In beta decay, a neutron in the nucleus is transformed into a proton and an electron. This electron, known as a beta particle, is ejected from the nucleus:

• The atomic number increases by 1 because of the new proton.
• The overall mass number remains unchanged.

The case of \( \frac{248}{97} \) Bk (Berkelium) in the exercise is a classic example. When \( \beta^- \) decay occurs, the atomic number increases from 97 to 98, while the mass number remains at 248. According to the periodic table, the element with an atomic number of 98 is Californium (Cf). Hence, \( \frac{248}{97} \) Bk decays to \( \frac{248}{98} \) Cf.
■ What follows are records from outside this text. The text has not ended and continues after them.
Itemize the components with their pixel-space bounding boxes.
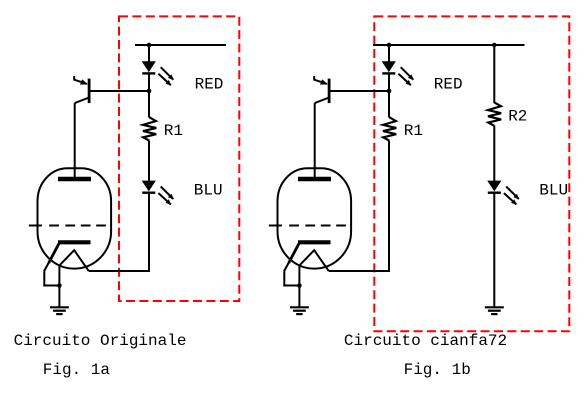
junction: base / RED cathode / R1 node (Fig 1b) (387, 89, 392, 94)
wire: R1 down and left to tube filament (Fig 1b) (329, 141, 389, 271)
svg-text:Circuito Originale: Circuito Originale (14, 332, 187, 350)
svg-text:Circuito cianfa72: Circuito cianfa72 (344, 332, 507, 350)
wire: filament left leg down to ground (Fig 1b) (298, 265, 300, 307)
wire: R1 down to BLU LED anode (148, 141, 150, 181)
tube V1 grid (dashed) (29, 225, 106, 227)
LED D4 BLU (Fig 1b) (487, 181, 519, 205)
resistor R1 (Fig 1b) (383, 117, 396, 140)
junction: base / RED cathode / R1 node (147, 89, 152, 94)
junction: rail to LED branch (147, 43, 152, 48)
tube V2 cathode (284, 242, 330, 285)
wire: rail down to R2 (493, 45, 495, 103)
tube V2 heater filament (299, 250, 328, 271)
tube V1 (triode tube envelope) (38, 168, 112, 268)
tube V1 cathode (44, 242, 90, 285)
wire: top supply rail Fig 1a (135, 44, 226, 46)
tube V2 plate (298, 177, 331, 182)
dashed selection box around Fig 1a LED chain (119, 16, 239, 301)
LED D1 RED (142, 61, 174, 85)
svg-text:BLU: BLU (539, 181, 568, 199)
svg-text:RED: RED (195, 76, 224, 94)
wire: Q1 collector down to tube plate (74, 103, 76, 177)
wire: rail down to RED LED anode (148, 45, 150, 62)
ground R2 branch (485, 307, 504, 314)
wire: top supply rail Fig 1b (373, 44, 525, 46)
svg-text:R2: R2 (508, 107, 527, 125)
wire: transistor base to LED/R1 node (Fig 1b) (330, 90, 389, 92)
svg-text:Fig. 1b: Fig. 1b (404, 361, 471, 379)
svg-text:Fig. 1a: Fig. 1a (43, 361, 111, 379)
junction: rail to R2 branch (492, 43, 497, 48)
junction: cathode/filament ground node (57, 283, 62, 288)
transistor Q2 (PNP) (314, 76, 329, 103)
svg-text:BLU: BLU (194, 182, 223, 200)
LED D3 RED (Fig 1b) (382, 61, 414, 85)
wire: RED LED cathode down to base node and R1 (148, 74, 150, 118)
resistor R2 (488, 102, 501, 125)
wire: R2 down to BLU LED anode (493, 126, 495, 182)
tube V1 plate (58, 177, 91, 182)
wire: transistor base to LED/R1 node (90, 90, 149, 92)
tube V1 heater filament (59, 250, 88, 271)
junction: cathode/filament ground node (Fig 1b) (297, 283, 302, 288)
transistor Q1 (PNP) (74, 76, 89, 103)
wire: rail down to RED LED anode (388, 45, 390, 62)
wire: BLU LED cathode down to ground (493, 193, 495, 307)
wire: Q2 collector down to tube plate (314, 103, 316, 177)
wire: BLU LED cathode down and left to tube filament (89, 193, 149, 271)
LED D2 BLU (Fig 1a) (142, 181, 174, 205)
junction: rail to RED LED branch (387, 43, 392, 48)
ground tube (Fig 1b) (290, 307, 309, 314)
dashed selection box around Fig 1b LED chain (374, 16, 569, 331)
wire: RED LED cathode down to base node and R1 (388, 74, 390, 118)
wire: filament left leg down to ground (58, 265, 60, 307)
tube V2 (triode tube envelope) (278, 168, 352, 268)
svg-text:R1: R1 (404, 122, 423, 140)
ground (Fig 1a) (50, 307, 69, 314)
tube V2 grid (dashed) (269, 225, 346, 227)
svg-text:RED: RED (434, 76, 463, 94)
svg-text:R1: R1 (164, 122, 183, 140)
resistor R1 (Fig 1a) (143, 117, 156, 140)
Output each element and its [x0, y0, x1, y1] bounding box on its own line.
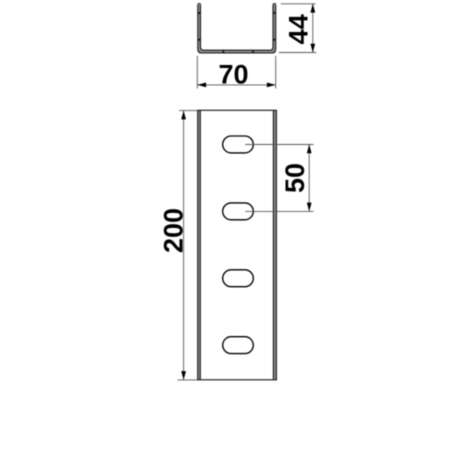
dimension 44 line	[312, 4, 314, 53]
dimension 44 arrow up	[310, 4, 315, 13]
U-channel top hem caps	[198, 4, 201, 5]
dimension 70 extension line left	[196, 56, 198, 89]
strip folded edge gray band left	[198, 110, 201, 380]
dimension 70 arrow right	[267, 83, 276, 88]
U-channel profile sheet fill	[198, 5, 276, 53]
dimension 200 arrow down	[181, 371, 186, 380]
slot 3	[223, 270, 254, 287]
svg-text:44: 44	[284, 14, 314, 44]
dimension 50 extension line lower	[245, 210, 313, 212]
profile joint tick right wall upper	[273, 12, 276, 14]
dimension 200 extension line top	[179, 110, 198, 112]
dimension 50 line	[308, 145, 310, 212]
dimension 200 line	[183, 111, 185, 380]
profile joint tick right wall lower	[273, 39, 276, 41]
strip folded edge inner line right	[272, 111, 274, 380]
dimension 44 extension line bottom	[279, 52, 316, 54]
dimension 70 line	[197, 84, 275, 86]
profile joint tick left wall lower	[198, 39, 201, 41]
slot 2	[223, 203, 254, 220]
dimension 50 extension line upper	[245, 144, 313, 146]
dimension 44 extension line top	[281, 3, 316, 5]
dimension 200 extension line bottom	[178, 379, 198, 381]
U-channel profile outer contour	[198, 4, 276, 53]
strip folded edge inner line left	[199, 111, 201, 380]
strip plan view outer rectangle	[198, 110, 277, 380]
dimension 44 arrow down	[310, 44, 315, 53]
profile joint tick bottom right	[252, 51, 254, 54]
profile joint tick bottom left	[223, 51, 225, 54]
svg-text:50: 50	[280, 163, 310, 193]
svg-text:200: 200	[159, 208, 189, 253]
slot 4	[223, 337, 254, 354]
dimension 70 arrow left	[197, 83, 206, 88]
U-channel profile inner contour	[201, 5, 274, 50]
strip folded edge gray band right	[273, 110, 276, 380]
dimension 70 extension line right	[275, 56, 277, 89]
dimension 50 arrow down	[307, 203, 312, 212]
svg-text:70: 70	[218, 60, 248, 90]
dimension 200 arrow up	[181, 111, 186, 120]
profile joint tick left wall upper	[198, 12, 201, 14]
dimension 50 arrow up	[307, 145, 312, 154]
slot 1	[223, 136, 254, 153]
Electron capture (EC) is a process where an inner orbital electron is captured by the nucleus, which increases the number of neutrons:

• A proton is converted into a neutron, decreasing the atomic number by 1.
• The mass number remains constant.

In the scenario presented, \( \frac{196}{82} \) Pb (lead) undergoes two successive electron capture processes. Each capturing of an electron decreases the atomic number by one. Consequently, two successive EC processes will decrease the atomic number from 82 to 80, with the mass number remaining at 196. The resulting element, according to the periodic table, is Mercury (Hg). Therefore, after two EC processes, \( \frac{196}{82} \) Pb becomes \( \frac{196}{80} \) Hg.